Causes of duplicate content have various reasons in which most have technical nature. Duplicate content usually presents itself because of human error to notify the original page. Developers share some significant causes of duplicate content that includes:

  • Misunderstand the concept of URL due to a language barrier or database issue. Sometimes developers mix the URL and article ID concept that results in the appearance of duplicate content pages.
  • URL parameters used for tracking and sorting do not change the concept of the content. This issue goes for every parameter does not change the vital piece of content and mixes it with the same content on another page.
  • Some websites use your content without your consent and do not link to you. Search engines do not find the original piece and have to deal with another variation of the same piece. Popular sites have content scrappers, which makes the issue too big to handle.

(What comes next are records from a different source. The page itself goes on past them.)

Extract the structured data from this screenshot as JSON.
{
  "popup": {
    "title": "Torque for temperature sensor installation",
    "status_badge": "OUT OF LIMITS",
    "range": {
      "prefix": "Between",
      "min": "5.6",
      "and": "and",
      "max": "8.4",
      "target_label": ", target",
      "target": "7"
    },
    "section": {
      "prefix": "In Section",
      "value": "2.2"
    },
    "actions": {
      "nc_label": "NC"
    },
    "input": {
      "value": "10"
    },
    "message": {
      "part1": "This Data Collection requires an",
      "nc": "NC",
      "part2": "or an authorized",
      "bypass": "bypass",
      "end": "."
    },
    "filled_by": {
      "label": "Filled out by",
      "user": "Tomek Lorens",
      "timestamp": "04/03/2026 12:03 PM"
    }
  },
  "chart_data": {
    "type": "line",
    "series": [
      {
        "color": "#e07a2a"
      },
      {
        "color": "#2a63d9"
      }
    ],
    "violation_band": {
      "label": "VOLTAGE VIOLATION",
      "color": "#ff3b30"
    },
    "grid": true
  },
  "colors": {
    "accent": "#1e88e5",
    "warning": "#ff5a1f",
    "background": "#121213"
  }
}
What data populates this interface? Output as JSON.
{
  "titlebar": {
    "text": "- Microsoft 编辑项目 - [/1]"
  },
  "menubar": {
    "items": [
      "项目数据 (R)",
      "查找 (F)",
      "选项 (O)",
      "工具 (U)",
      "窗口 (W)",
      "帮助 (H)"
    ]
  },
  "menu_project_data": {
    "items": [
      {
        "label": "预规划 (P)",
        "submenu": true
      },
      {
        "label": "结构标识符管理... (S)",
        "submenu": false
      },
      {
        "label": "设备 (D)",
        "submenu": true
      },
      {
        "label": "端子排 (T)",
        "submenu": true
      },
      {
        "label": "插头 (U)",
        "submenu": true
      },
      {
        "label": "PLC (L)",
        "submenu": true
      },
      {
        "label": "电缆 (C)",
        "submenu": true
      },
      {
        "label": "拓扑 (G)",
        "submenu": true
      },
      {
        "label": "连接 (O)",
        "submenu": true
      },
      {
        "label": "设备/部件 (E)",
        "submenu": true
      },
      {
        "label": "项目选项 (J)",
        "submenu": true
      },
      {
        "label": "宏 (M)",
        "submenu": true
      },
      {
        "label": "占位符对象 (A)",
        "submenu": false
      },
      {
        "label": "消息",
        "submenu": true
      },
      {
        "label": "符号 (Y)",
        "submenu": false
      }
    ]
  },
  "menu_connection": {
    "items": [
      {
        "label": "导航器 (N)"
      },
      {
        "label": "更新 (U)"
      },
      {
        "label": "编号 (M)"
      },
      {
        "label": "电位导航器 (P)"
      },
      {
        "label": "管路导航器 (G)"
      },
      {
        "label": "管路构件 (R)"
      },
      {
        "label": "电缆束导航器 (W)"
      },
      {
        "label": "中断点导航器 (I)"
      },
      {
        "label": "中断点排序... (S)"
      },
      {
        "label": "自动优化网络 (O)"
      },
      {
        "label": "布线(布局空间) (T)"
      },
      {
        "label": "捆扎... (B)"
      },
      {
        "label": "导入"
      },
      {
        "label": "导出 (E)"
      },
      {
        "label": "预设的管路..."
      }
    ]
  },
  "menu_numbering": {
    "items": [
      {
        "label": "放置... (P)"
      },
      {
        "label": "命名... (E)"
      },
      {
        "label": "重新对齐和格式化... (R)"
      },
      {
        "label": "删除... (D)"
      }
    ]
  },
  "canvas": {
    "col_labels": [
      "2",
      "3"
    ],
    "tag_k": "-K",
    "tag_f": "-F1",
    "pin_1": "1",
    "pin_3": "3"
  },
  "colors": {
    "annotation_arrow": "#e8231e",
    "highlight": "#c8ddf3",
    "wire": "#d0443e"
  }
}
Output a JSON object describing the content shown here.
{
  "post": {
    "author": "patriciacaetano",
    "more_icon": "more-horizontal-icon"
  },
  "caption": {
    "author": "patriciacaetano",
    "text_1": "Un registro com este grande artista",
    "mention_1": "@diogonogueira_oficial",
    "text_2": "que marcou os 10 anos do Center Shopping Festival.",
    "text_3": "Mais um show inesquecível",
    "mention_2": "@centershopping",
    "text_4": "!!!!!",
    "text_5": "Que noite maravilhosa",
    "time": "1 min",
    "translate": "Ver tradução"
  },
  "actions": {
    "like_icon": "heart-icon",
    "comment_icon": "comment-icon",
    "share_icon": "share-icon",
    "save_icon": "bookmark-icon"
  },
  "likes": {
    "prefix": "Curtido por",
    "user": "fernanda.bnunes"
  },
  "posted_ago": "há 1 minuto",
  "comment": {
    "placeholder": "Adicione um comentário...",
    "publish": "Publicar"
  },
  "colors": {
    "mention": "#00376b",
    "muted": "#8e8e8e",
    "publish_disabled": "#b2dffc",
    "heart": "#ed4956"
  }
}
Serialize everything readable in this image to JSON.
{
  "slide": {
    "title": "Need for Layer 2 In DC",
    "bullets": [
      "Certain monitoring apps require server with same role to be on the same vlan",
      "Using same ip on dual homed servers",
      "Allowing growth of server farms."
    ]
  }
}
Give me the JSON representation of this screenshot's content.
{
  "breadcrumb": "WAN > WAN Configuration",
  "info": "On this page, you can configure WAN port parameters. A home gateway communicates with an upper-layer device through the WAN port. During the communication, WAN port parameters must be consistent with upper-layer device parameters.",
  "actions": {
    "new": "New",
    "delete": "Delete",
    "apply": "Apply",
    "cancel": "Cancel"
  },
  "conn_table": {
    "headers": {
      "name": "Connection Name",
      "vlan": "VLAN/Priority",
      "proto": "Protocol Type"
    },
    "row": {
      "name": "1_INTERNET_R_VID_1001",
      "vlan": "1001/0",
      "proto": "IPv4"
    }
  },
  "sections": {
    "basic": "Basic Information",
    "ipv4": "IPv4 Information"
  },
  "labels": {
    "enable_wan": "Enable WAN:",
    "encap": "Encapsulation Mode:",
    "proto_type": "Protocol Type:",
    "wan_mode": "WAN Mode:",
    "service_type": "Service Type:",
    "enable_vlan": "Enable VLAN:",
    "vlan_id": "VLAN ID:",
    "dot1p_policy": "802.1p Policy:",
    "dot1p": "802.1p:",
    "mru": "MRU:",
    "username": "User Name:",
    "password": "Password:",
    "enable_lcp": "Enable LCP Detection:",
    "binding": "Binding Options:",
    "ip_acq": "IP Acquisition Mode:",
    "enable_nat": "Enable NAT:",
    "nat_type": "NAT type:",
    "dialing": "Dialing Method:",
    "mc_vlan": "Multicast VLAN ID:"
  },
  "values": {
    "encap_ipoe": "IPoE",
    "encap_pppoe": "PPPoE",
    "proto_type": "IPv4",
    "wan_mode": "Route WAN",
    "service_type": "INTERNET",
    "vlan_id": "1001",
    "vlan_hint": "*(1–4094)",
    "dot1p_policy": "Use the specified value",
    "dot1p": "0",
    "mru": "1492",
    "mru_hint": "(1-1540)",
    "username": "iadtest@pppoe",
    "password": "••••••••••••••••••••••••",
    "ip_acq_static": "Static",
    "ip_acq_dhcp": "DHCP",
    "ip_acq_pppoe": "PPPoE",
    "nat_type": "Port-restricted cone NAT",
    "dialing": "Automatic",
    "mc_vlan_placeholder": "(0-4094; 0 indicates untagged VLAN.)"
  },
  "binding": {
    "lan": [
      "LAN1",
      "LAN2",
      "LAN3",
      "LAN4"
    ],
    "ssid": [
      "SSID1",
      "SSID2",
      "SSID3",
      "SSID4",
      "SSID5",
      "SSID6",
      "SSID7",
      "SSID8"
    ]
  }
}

Points to Handle Duplicate Content

  • Use 301 redirects in your .htaccess file to redirect users, Google bots, and crawlers to other pages
  • Keep internal linking constant to index first and become the owner of the content
  • Use top-level domain
  • try-specific content
  • If you allow syndication of your content, ensure that you receive a link back to your original copy
  • Avoid using lengthy copyright text on the bottom of your content
  • Understand the terms and conditions of the content management system for your website
  • Try to minimize duplicate content by merging pages with the same information

Final Word

The duplicate content has increased with each passing day as the influx and demand for information rise. The causes mentioned above are some of the major ones highlighted by Google and other authorities. Try to avoid duplicate content to keep away from penalties and de-ranking.